Nouvelle tendance : votre facture d’électricité financée par la dette publique

C’est encore la France qui, par son inventivité fiscale, est à l’origine de cette tendance. Au 1er janvier 2016, la CSPE (Contribution au Service Public de l’Electricité) était remplacée par la TICFE (Taxe Intérieure sur la Consommation Finale d’Electricité). Beaucoup se disent alors que c’est « bonnet blanc et blanc bonnet », mais c’était là négliger une particularité importante de la TICFE : elle n’augmente pas, elle ! Et ceci, même quand les charges de service public augmentent de plus de 40% entre 2016 et 2021.

Aujourd’hui, avec la réforme de l’EEG, nous assistons à un véritable changement d’échelle : le 15 octobre dernier, la Bundesnetzagentur a annoncé cette bonne nouvelle aux consommateurs allemands : la contribution EEG (EEG Umlage) pour 2021 baisse à 65 €/MWh. Autre conséquence de cette annonce : le budget fédéral contribuera à hauteur de 10,8Mds€ au développement renouvelable (cette contribution représente à elle seule près de 2 fois le soutien français au développement des ENR en France).

Encore la faute au Covid ?

Avant d’analyser plus en avant la portée de ces annonces, nous vous proposons de revenir sur l’historique des évolutions respectives de la CSPE-TICFE et EEG Umlage depuis leur création (2000 en Allemagne, 2002 France)

Nous représentons ces évolutions sur le même graphique comme approximation du coût du soutien aux énergies renouvelables, alors qu’en Allemagne il conviendrait d’y ajouter la contribution spéciale pour l’éolien offshore (+4,16€/MWh) et qu’en France le soutien aux énergies renouvelables ne représente qu’environ 60% des charges de service public considérées dans la CSPE.

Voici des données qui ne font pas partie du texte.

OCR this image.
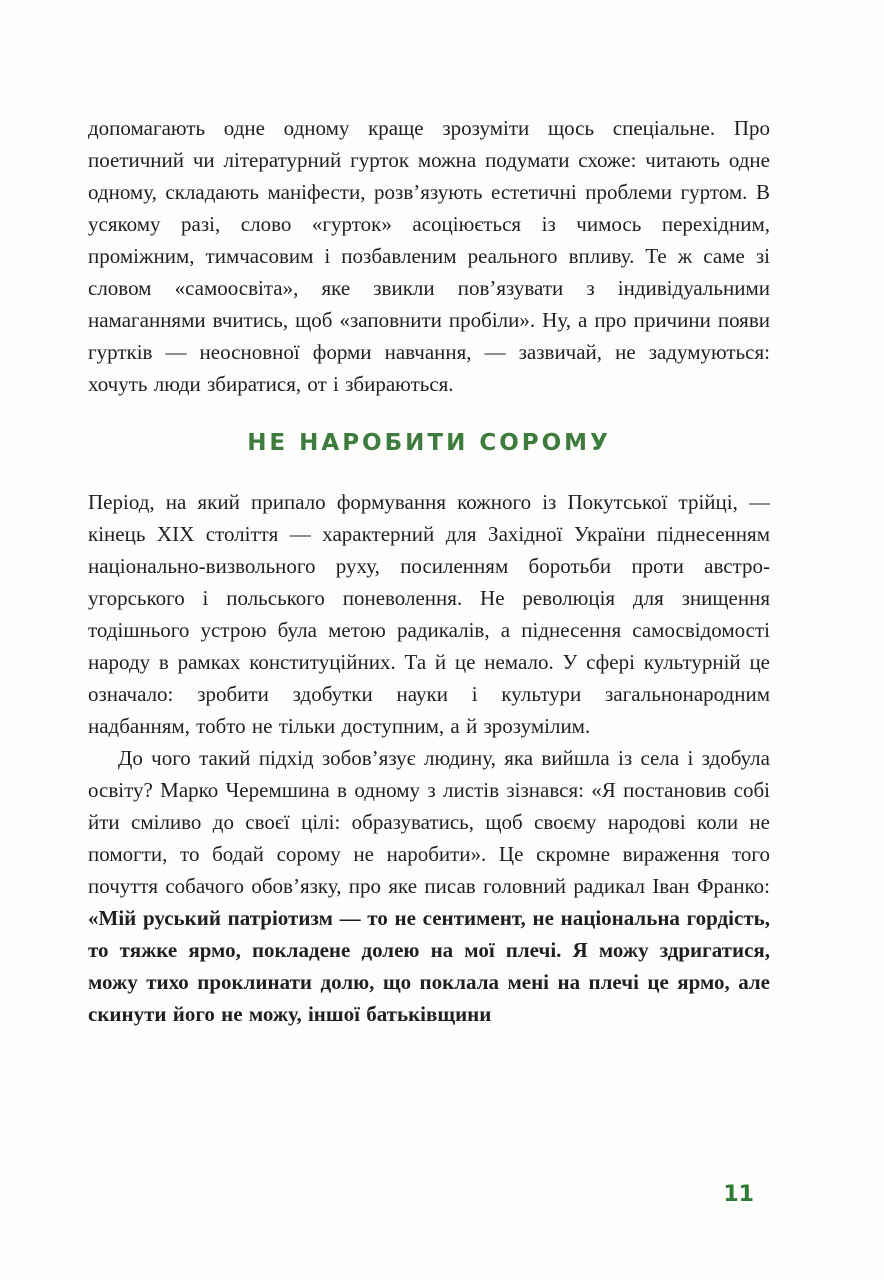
допомагають одне одному краще зрозуміти щось спеціальне. Про поетичний чи літературний гурток можна подумати схоже: читають одне одному, складають маніфести, розв’язують естетичні проблеми гуртом. В усякому разі, слово «гурток» асоціюється із чимось перехідним, проміжним, тимчасовим і позбавленим реального впливу. Те ж саме зі словом «самоосвіта», яке звикли пов’язувати з індивідуальними намаганнями вчитись, щоб «заповнити пробіли». Ну, а про причини появи гуртків — неосновної форми навчання, — зазвичай, не задумуються: хочуть люди збиратися, от і збираються.

НЕ НАРОБИТИ СОРОМУ

Період, на який припало формування кожного із Покутської трійці, — кінець XIX століття — характерний для Західної України піднесенням національно-визвольного руху, посиленням боротьби проти австро-угорського і польського поневолення. Не революція для знищення тодішнього устрою була метою радикалів, а піднесення самосвідомості народу в рамках конституційних. Та й це немало. У сфері культурній це означало: зробити здобутки науки і культури загальнонародним надбанням, тобто не тільки доступним, а й зрозумілим.

До чого такий підхід зобов’язує людину, яка вийшла із села і здобула освіту? Марко Черемшина в одному з листів зізнався: «Я постановив собі йти сміливо до своєї цілі: образуватись, щоб своєму народові коли не помогти, то бодай сорому не наробити». Це скромне вираження того почуття собачого обов’язку, про яке писав головний радикал Іван Франко: «Мій руський патріотизм — то не сентимент, не національна гордість, то тяжке ярмо, покладене долею на мої плечі. Я можу здригатися, можу тихо проклинати долю, що поклала мені на плечі це ярмо, але скинути його не можу, іншої батьківщини

11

Cette stabilité relative constatée ces dernières années traduit-elle vraiment une inflexion du coût du soutien aux énergies renouvelables ?

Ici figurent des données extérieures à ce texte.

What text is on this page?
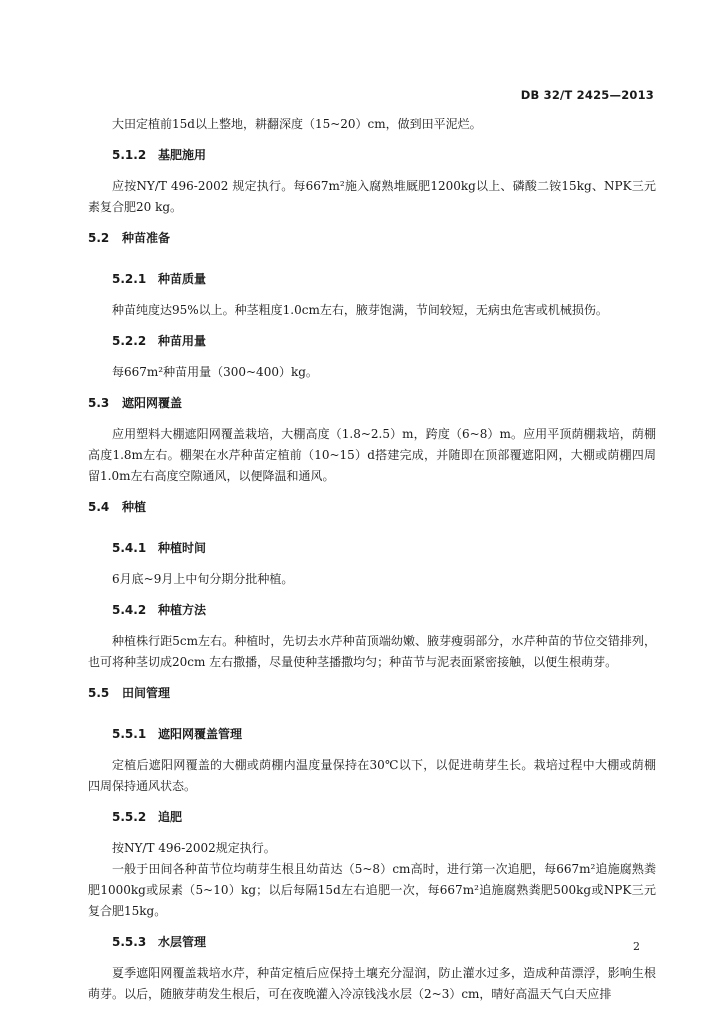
DB 32/T 2425—2013

大田定植前15d以上整地，耕翻深度（15~20）cm，做到田平泥烂。

5.1.2 基肥施用

应按NY/T 496-2002 规定执行。每667m²施入腐熟堆厩肥1200kg以上、磷酸二铵15kg、NPK三元素复合肥20 kg。

5.2 种苗准备
5.2.1 种苗质量

种苗纯度达95%以上。种茎粗度1.0cm左右，腋芽饱满，节间较短，无病虫危害或机械损伤。

5.2.2 种苗用量

每667m²种苗用量（300~400）kg。

5.3 遮阳网覆盖

应用塑料大棚遮阳网覆盖栽培，大棚高度（1.8~2.5）m，跨度（6~8）m。应用平顶荫棚栽培，荫棚高度1.8m左右。棚架在水芹种苗定植前（10~15）d搭建完成，并随即在顶部覆遮阳网，大棚或荫棚四周留1.0m左右高度空隙通风，以便降温和通风。

5.4 种植
5.4.1 种植时间

6月底~9月上中旬分期分批种植。

5.4.2 种植方法

种植株行距5cm左右。种植时，先切去水芹种苗顶端幼嫩、腋芽瘦弱部分，水芹种苗的节位交错排列，也可将种茎切成20cm 左右撒播，尽量使种茎播撒均匀；种苗节与泥表面紧密接触，以便生根萌芽。

5.5 田间管理
5.5.1 遮阳网覆盖管理

定植后遮阳网覆盖的大棚或荫棚内温度量保持在30℃以下，以促进萌芽生长。栽培过程中大棚或荫棚四周保持通风状态。

5.5.2 追肥

按NY/T 496-2002规定执行。

一般于田间各种苗节位均萌芽生根且幼苗达（5~8）cm高时，进行第一次追肥，每667m²追施腐熟粪肥1000kg或尿素（5~10）kg；以后每隔15d左右追肥一次，每667m²追施腐熟粪肥500kg或NPK三元复合肥15kg。

5.5.3 水层管理

夏季遮阳网覆盖栽培水芹，种苗定植后应保持土壤充分湿润，防止灌水过多，造成种苗漂浮，影响生根萌芽。以后，随腋芽萌发生根后，可在夜晚灌入冷凉钱浅水层（2~3）cm，晴好高温天气白天应排

2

En France la réponse est clairement non : et la PPE prévoit même une augmentation de ces coûts de plus de 30% pour culminer au-delà de 8Mrds€ en 2025. Autrefois « Contribution », la CSPE est devenue une « taxe » : la TICFE, fixée par les lois de finances (la taxe carbone devait compléter l’équilibre budgétaire, mais son évolution a été mise à l’arrêt depuis la crise des gilets jaunes).

Il est intéressant de noter que la Commission de Régulation de l’Energie, qui était chargée de déterminer le montant de cette CSPE – Contribution du Service Publique de l’Electricité – en fonctions des charges à couvrir, continue à se livrer à l’exercice du calcul de la CSPE… mais cet acronyme a désormais une nouvelle signification : CSPE = CHARGE de Service Publique de l’Energie !

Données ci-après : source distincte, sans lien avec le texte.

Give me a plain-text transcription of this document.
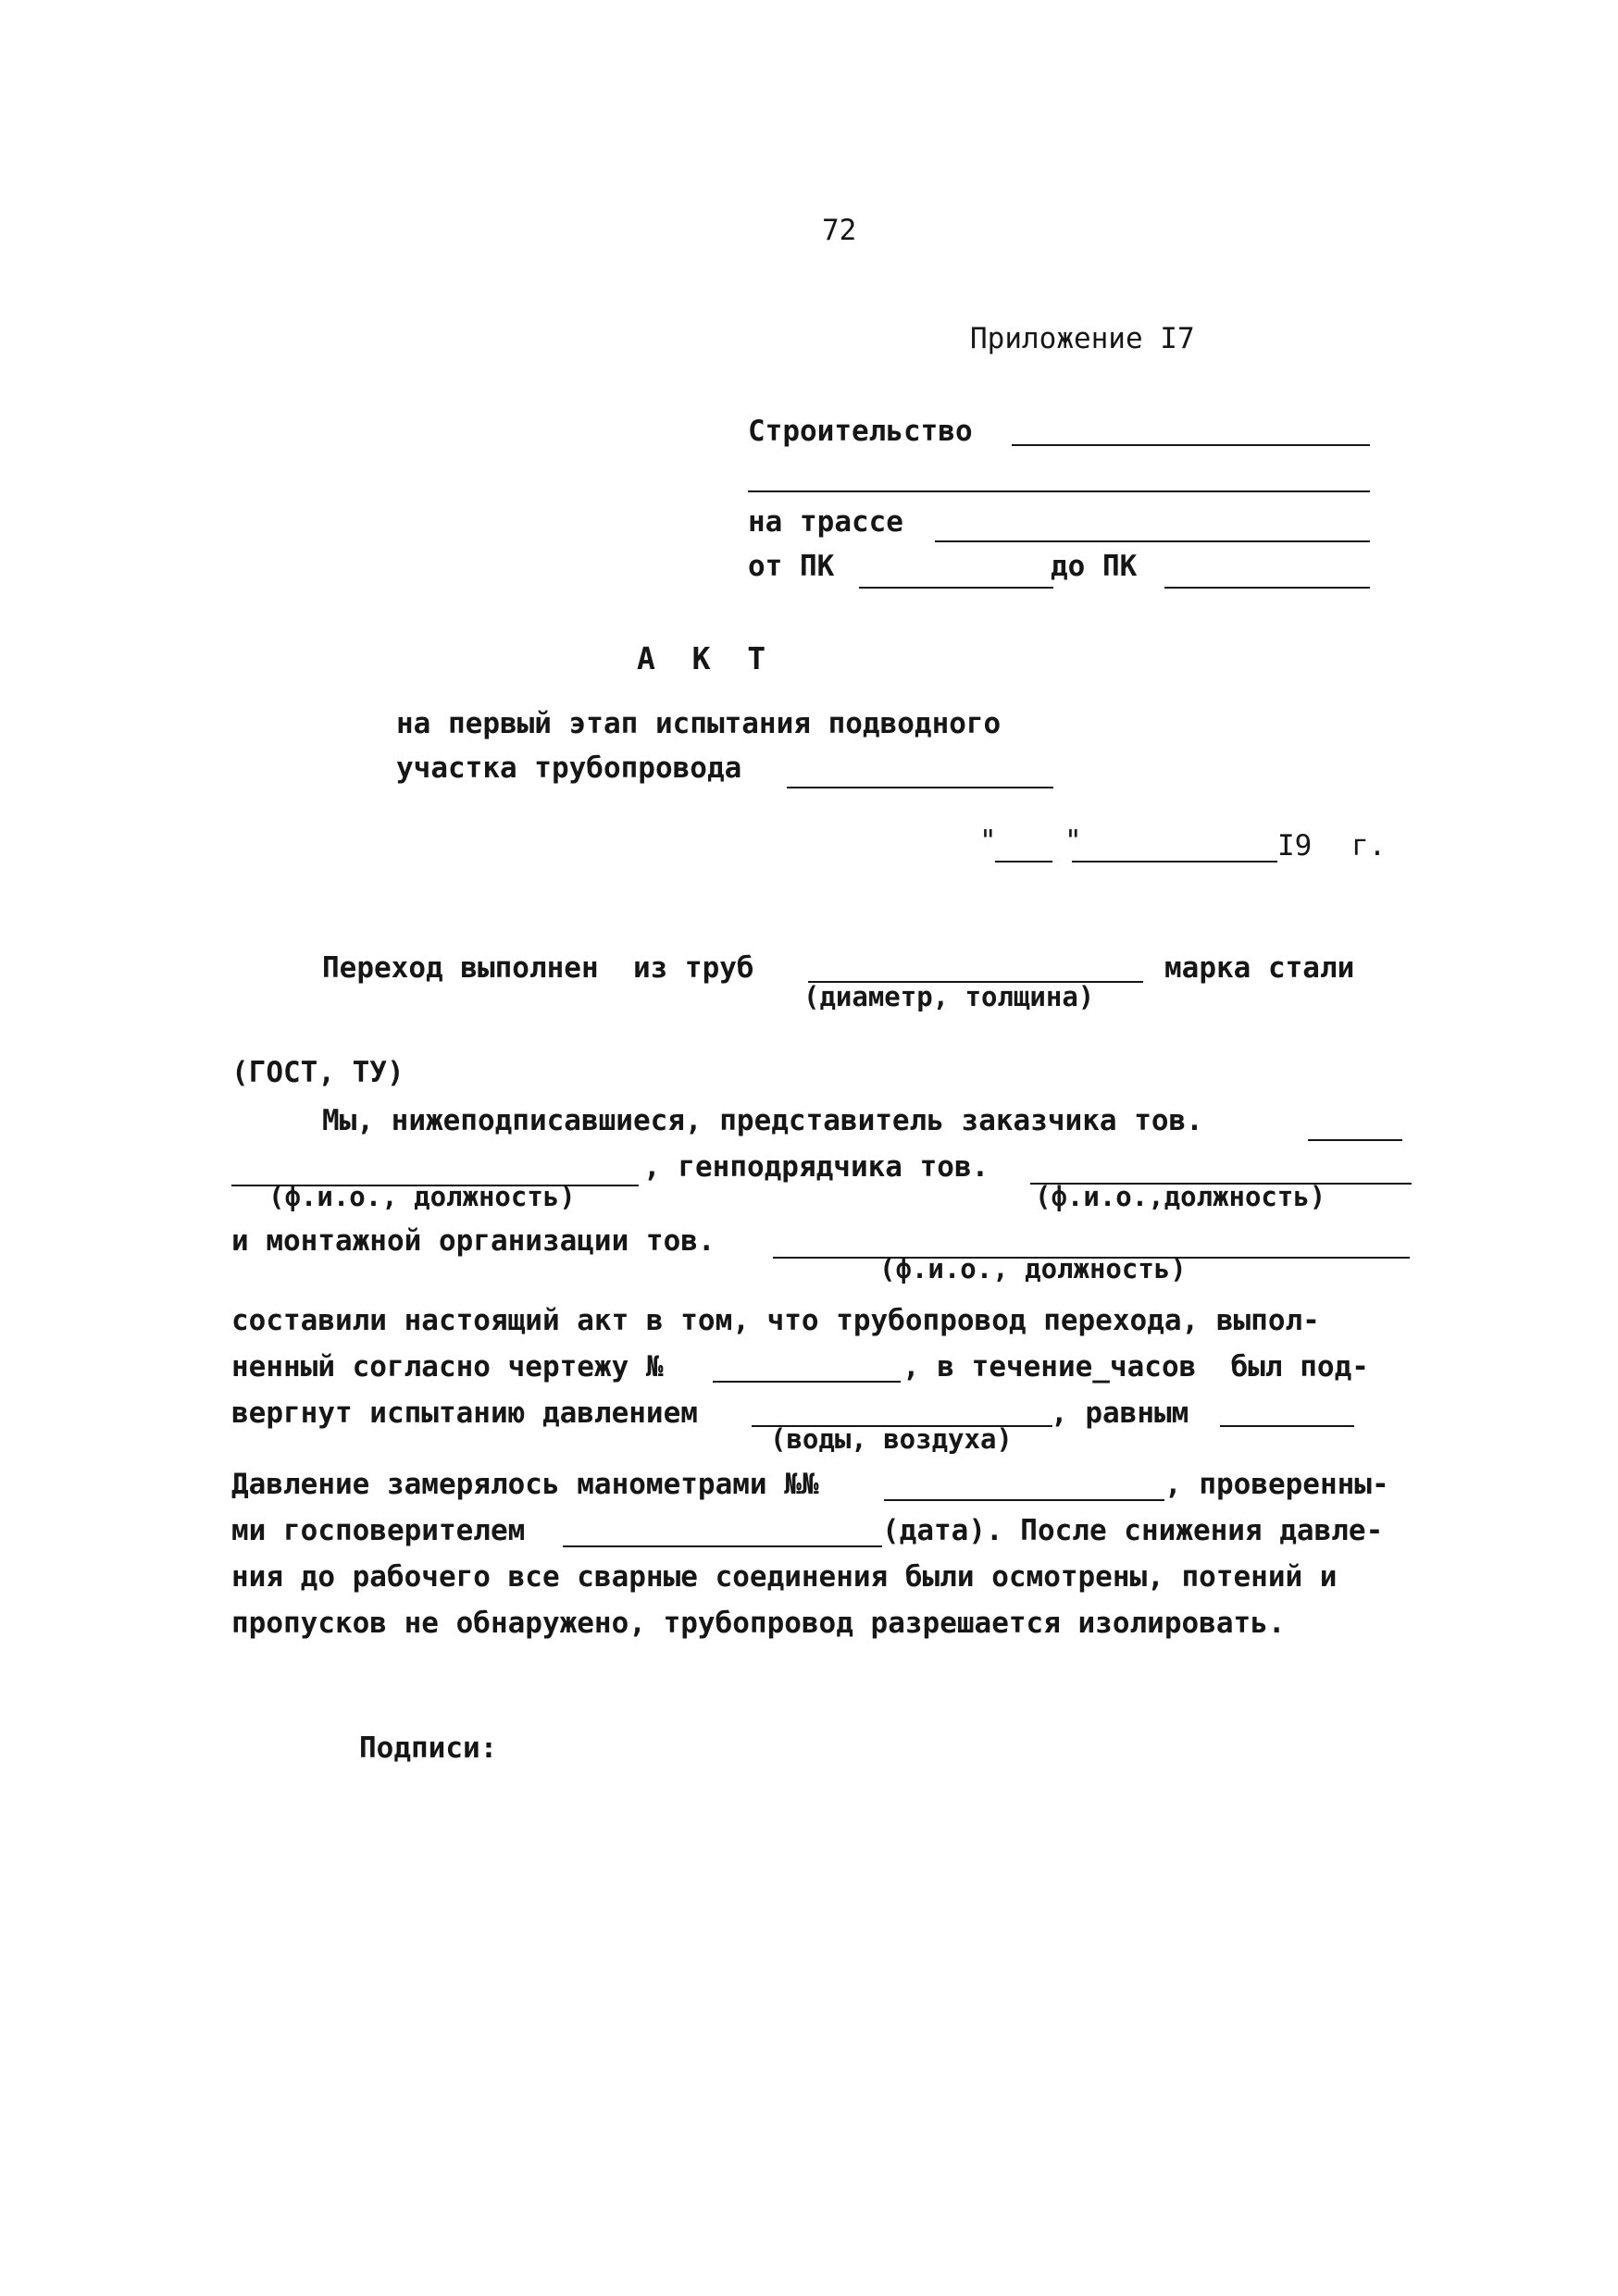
72
Приложение I7
Строительство
на трассе
от ПК	до ПК
А  К  Т
на первый этап испытания подводного
участка трубопровода
" "	I9 г.
Переход выполнен  из труб
(диаметр, толщина)
марка стали
(ГОСТ, ТУ)
Мы, нижеподписавшиеся, представитель заказчика тов.
(ф.и.о., должность)
, генподрядчика тов.
(ф.и.о.,должность)
и монтажной организации тов.
(ф.и.о., должность)
составили настоящий акт в том, что трубопровод перехода, выпол-
ненный согласно чертежу №	, в течение_часов  был под-
вергнут испытанию давлением
(воды, воздуха)
, равным
Давление замерялось манометрами №№	, проверенны-
ми госповерителем	(дата). После снижения давле-
ния до рабочего все сварные соединения были осмотрены, потений и
пропусков не обнаружено, трубопровод разрешается изолировать.
Подписи:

Revenons au cas Allemand. L’idée de la nouvelle loi sur les énergies renouvelables (EEG, qui a été approuvée par le cabinet mais pas encore en votée) est similaire à l’idée française mise en place par la France en 2016 : la contribution est transformée en une taxe qui n’est plus affectée à une dépense dédiée (la France avait mis en place dans un premier temps un « Compte d’Affectation Spécial ») l’équilibre budgétaire devant être assuré par les futures recettes de la nouvelle taxe CO2 qui est instaurée dans cette même loi.

Ainsi c’est sans attendre que cette loi soit en vigueur que la Bundesnetzagentur, conjointement avec le ministère de l’économie, a fixé le montant au niveau prévu par la loi – 65€/MWh – en laissant le budget fédéral subventionner cette contribution (elle n’est pas encore transformée en taxe) à hauteur de près de 11 Mrds €.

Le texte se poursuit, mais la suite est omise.